Over time the heat shrink can deteriorate from being out in all kinds of 
weather.  If someone replaced the heatshrink with the regular heatshrink or 
used some other method of repair water can enter the capacitors.  In this case 
the capacitor must be taken apart and cleaned.  There are 2 good websites that 
detail this, just google R5 or R7 traps or trap repair.  There are cross links 
to the sites from several amateur radio sites also.  Here is one of the sites: 

http://www.iol.ie/~bravo/r7_vertical.htm

The capacitors are plain old coaxial capacitors and there is no electrical 
reason to have piston up or piston down.  The constraint comes with how the 
capacitor will interfere with the trap below it or above it. 

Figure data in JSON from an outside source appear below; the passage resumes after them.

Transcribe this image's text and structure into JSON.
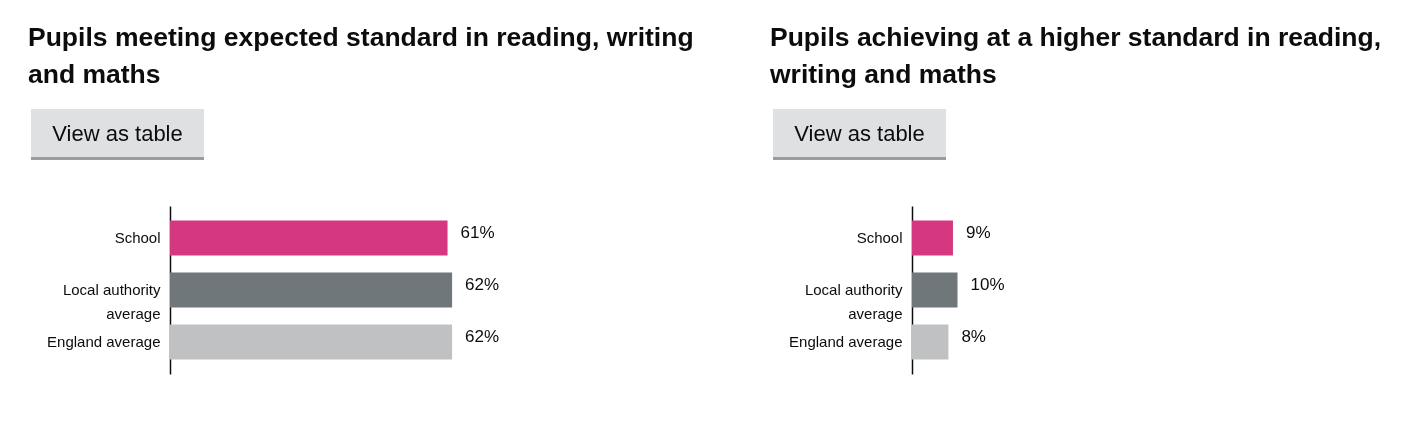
{
  "chart_data": [
    {
      "type": "bar",
      "orientation": "horizontal",
      "title": "Pupils meeting expected standard in reading, writing and maths",
      "annotations": [
        "View as table"
      ],
      "categories": [
        "School",
        "Local authority average",
        "England average"
      ],
      "values": [
        61,
        62,
        62
      ],
      "colors": [
        "#d53880",
        "#6f777b",
        "#bfc1c3"
      ],
      "value_labels": [
        "61%",
        "62%",
        "62%"
      ],
      "tick_labels": "y"
    },
    {
      "type": "bar",
      "orientation": "horizontal",
      "title": "Pupils achieving at a higher standard in reading, writing and maths",
      "annotations": [
        "View as table"
      ],
      "categories": [
        "School",
        "Local authority average",
        "England average"
      ],
      "values": [
        9,
        10,
        8
      ],
      "colors": [
        "#d53880",
        "#6f777b",
        "#bfc1c3"
      ],
      "value_labels": [
        "9%",
        "10%",
        "8%"
      ],
      "tick_labels": "y"
    }
  ]
}
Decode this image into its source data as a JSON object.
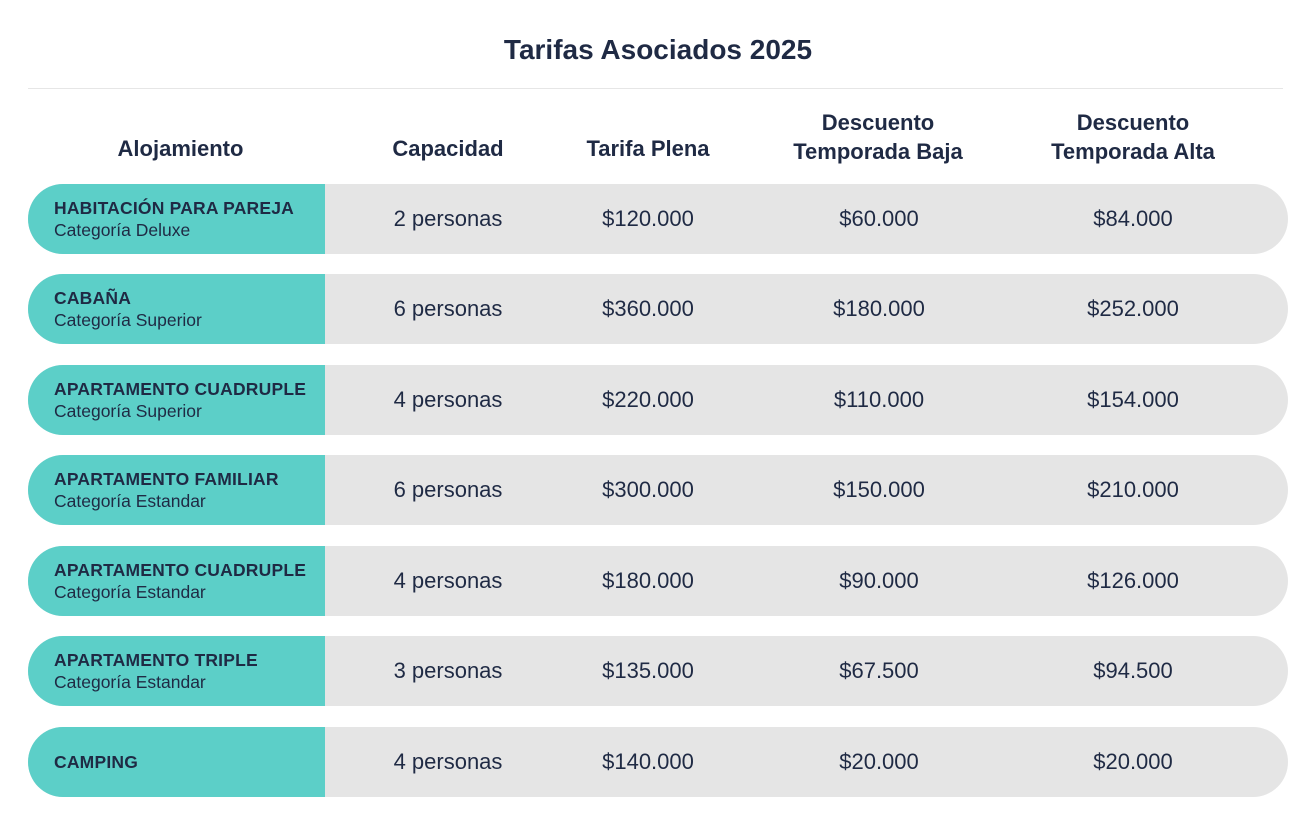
{
  "title": "Tarifas Asociados 2025",
  "headers": {
    "alojamiento": "Alojamiento",
    "capacidad": "Capacidad",
    "tarifa_plena": "Tarifa Plena",
    "baja_line1": "Descuento",
    "baja_line2": "Temporada Baja",
    "alta_line1": "Descuento",
    "alta_line2": "Temporada Alta"
  },
  "rows": [
    {
      "name": "HABITACIÓN PARA PAREJA",
      "category": "Categoría Deluxe",
      "capacidad": "2 personas",
      "tarifa_plena": "$120.000",
      "temporada_baja": "$60.000",
      "temporada_alta": "$84.000"
    },
    {
      "name": "CABAÑA",
      "category": "Categoría Superior",
      "capacidad": "6 personas",
      "tarifa_plena": "$360.000",
      "temporada_baja": "$180.000",
      "temporada_alta": "$252.000"
    },
    {
      "name": "APARTAMENTO CUADRUPLE",
      "category": "Categoría Superior",
      "capacidad": "4 personas",
      "tarifa_plena": "$220.000",
      "temporada_baja": "$110.000",
      "temporada_alta": "$154.000"
    },
    {
      "name": "APARTAMENTO FAMILIAR",
      "category": "Categoría Estandar",
      "capacidad": "6 personas",
      "tarifa_plena": "$300.000",
      "temporada_baja": "$150.000",
      "temporada_alta": "$210.000"
    },
    {
      "name": "APARTAMENTO CUADRUPLE",
      "category": "Categoría Estandar",
      "capacidad": "4 personas",
      "tarifa_plena": "$180.000",
      "temporada_baja": "$90.000",
      "temporada_alta": "$126.000"
    },
    {
      "name": "APARTAMENTO TRIPLE",
      "category": "Categoría Estandar",
      "capacidad": "3 personas",
      "tarifa_plena": "$135.000",
      "temporada_baja": "$67.500",
      "temporada_alta": "$94.500"
    },
    {
      "name": "CAMPING",
      "category": "",
      "capacidad": "4 personas",
      "tarifa_plena": "$140.000",
      "temporada_baja": "$20.000",
      "temporada_alta": "$20.000"
    }
  ],
  "colors": {
    "accent": "#5ccfc8",
    "row_background": "#e5e5e5",
    "text": "#1f2a44"
  }
}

The problem would be if the brackets move and you end up with a different 
capacitance thus changing the frequency.

I 
have an AP8A that is very similar to the R7.  I have resonated these
on the bench and find no difference with the direction of mounting the 
capacitor since this was my thought on one
that was missing an end cap.  However I have found a cap and did not reverse 
the capacitor mounting.

73,

Bill

AI4WM

--- On Sat, 9/5/09, Barry Fox <foxbw@comcast.net> wrote:

From: Barry Fox <foxbw@comcast.net>
Subject: [TowerTalk] R7 traps
To: towertalk@contesting.com
Date: Saturday, September 5, 2009, 7:37 AM

I'm no antenna designer, but it seems to me that if the trap capacitor
clamps were swapped such that the center rod were at the bottom, no 
water could then enter.  Would that work?